Hi,
Thanks for creating this absolutely awesome learning resource!
For context, I'm passing all tests up to and including the task3_1 set.
I've been stuck on 3.2 for a while, and thought I'd double check the "ground truth" for matmul tests marked task3_2
(i.e. the values stored in c2
).

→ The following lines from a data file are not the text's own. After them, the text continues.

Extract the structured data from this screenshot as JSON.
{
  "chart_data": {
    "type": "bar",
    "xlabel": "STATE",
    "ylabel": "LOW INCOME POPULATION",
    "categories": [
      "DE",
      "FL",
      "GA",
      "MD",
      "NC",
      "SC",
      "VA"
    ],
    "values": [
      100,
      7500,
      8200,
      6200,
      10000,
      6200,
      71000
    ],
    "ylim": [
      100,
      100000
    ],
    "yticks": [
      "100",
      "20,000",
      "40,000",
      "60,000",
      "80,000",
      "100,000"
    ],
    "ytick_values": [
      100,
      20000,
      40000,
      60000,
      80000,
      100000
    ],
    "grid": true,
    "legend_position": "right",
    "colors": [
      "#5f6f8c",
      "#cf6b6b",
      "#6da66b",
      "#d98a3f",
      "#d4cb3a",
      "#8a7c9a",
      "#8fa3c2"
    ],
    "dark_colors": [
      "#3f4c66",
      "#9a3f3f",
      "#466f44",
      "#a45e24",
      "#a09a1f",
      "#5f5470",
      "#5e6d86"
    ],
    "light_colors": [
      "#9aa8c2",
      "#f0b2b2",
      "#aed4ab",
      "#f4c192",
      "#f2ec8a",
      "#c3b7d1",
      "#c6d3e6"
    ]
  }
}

However, printing the expected results out and then computing them separately with numpy give different results.
[
[
[0.6272 0.3107 0.0176]
[0.8124 0.4486 0.9398]]] @
[
[
[0.6620 0.4447 0.7729 0.1804]
[0.8839 0.0619 0.2097 0.8598]
[0.7512 0.8540 0.1345 0.8480]]] =
[
[0.8249 0.8901 0.2055 1.2106]
[0.8249 0.8901 0.2055 1.2106]]
>>> import numpy as np
>>> np.array([[[0.6272, 0.3107, 0.0176], [0.8124, 0.4486, 0.9398]]]) @ np.array([[[0.6620, 0.4447, 0.7729, 0.1804], [0.8839, 0.0619, 0.2097, 0.8598], [0.7512, 0.8540, 0.1345, 0.8480]]])

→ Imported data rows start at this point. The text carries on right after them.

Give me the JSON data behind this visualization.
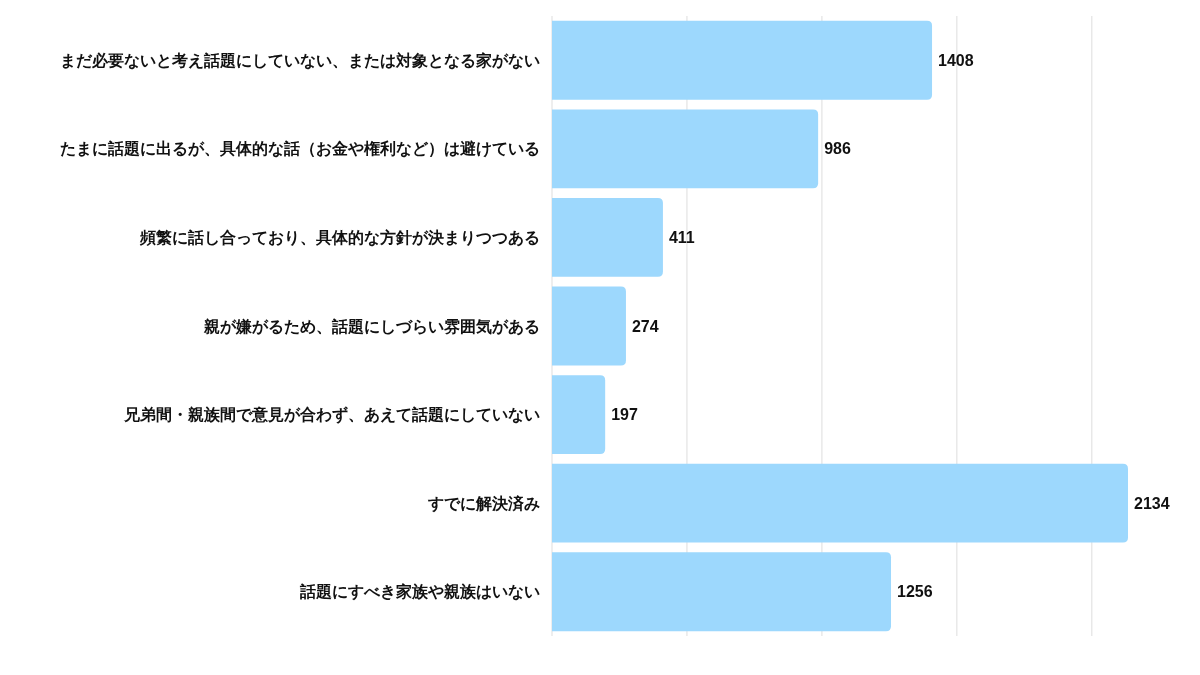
{
  "chart_data": {
    "type": "bar",
    "orientation": "horizontal",
    "categories": [
      "まだ必要ないと考え話題にしていない、または対象となる家がない",
      "たまに話題に出るが、具体的な話（お金や権利など）は避けている",
      "頻繁に話し合っており、具体的な方針が決まりつつある",
      "親が嫌がるため、話題にしづらい雰囲気がある",
      "兄弟間・親族間で意見が合わず、あえて話題にしていない",
      "すでに解決済み",
      "話題にすべき家族や親族はいない"
    ],
    "values": [
      1408,
      986,
      411,
      274,
      197,
      2134,
      1256
    ],
    "color": "#9dd8fd",
    "xticks": [
      {
        "value": 500,
        "label": null
      },
      {
        "value": 1000,
        "label": null
      },
      {
        "value": 1500,
        "label": null
      },
      {
        "value": 2000,
        "label": null
      }
    ],
    "grid": "x",
    "tick_labels": "y",
    "data_labels": true
  }
}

array([[[0.70305525, 0.31317857, 0.55228387, 0.39521154],
[1.6403041 , 1.19163182, 0.84837848, 1.32921364]]])
[
[
[0.0000 0.0000]
[0.0000 0.0000]]
[
[0.0000 0.0000]
[0.0000 0.1000]]] @
[
[
[0.0000 0.0000]
[0.0000 0.1000]]] =
[
[
[0.0000 0.0000]
[0.0000 0.0100]]
[
[0.0000 0.0000]
[0.0000 0.0100]]]
>>> import numpy as np
>>> np.array([[[0.0000, 0.0000], [0.0000, 0.0000]], [[0.0000, 0.0000], [0.0000, 0.1000]]]) @ np.array([[[0.0000, 0.0000],[0.0000, 0.1000]]])
array([[[0. , 0. ],
[0. , 0. ]],
[[0. , 0. ],
[0. , 0.01]]])
So I'm writing this because I'm wondering whether:
- tests prior to 3.2 failed to catch some bug which messes up the "ground truth" target for me personally, or
- tests for 3.2 are buggy
Do you have any thoughts on this?
Thanks again for putting together this masterpiece.
Edit: Also, skipping to run_fast_tensor.py
with cpu backend seems to work (i.e. training takes place, loss goes down, metrics go up), so I'll just ignore the two failing tests for now until I run into seemingly related issues. Next, CUDA!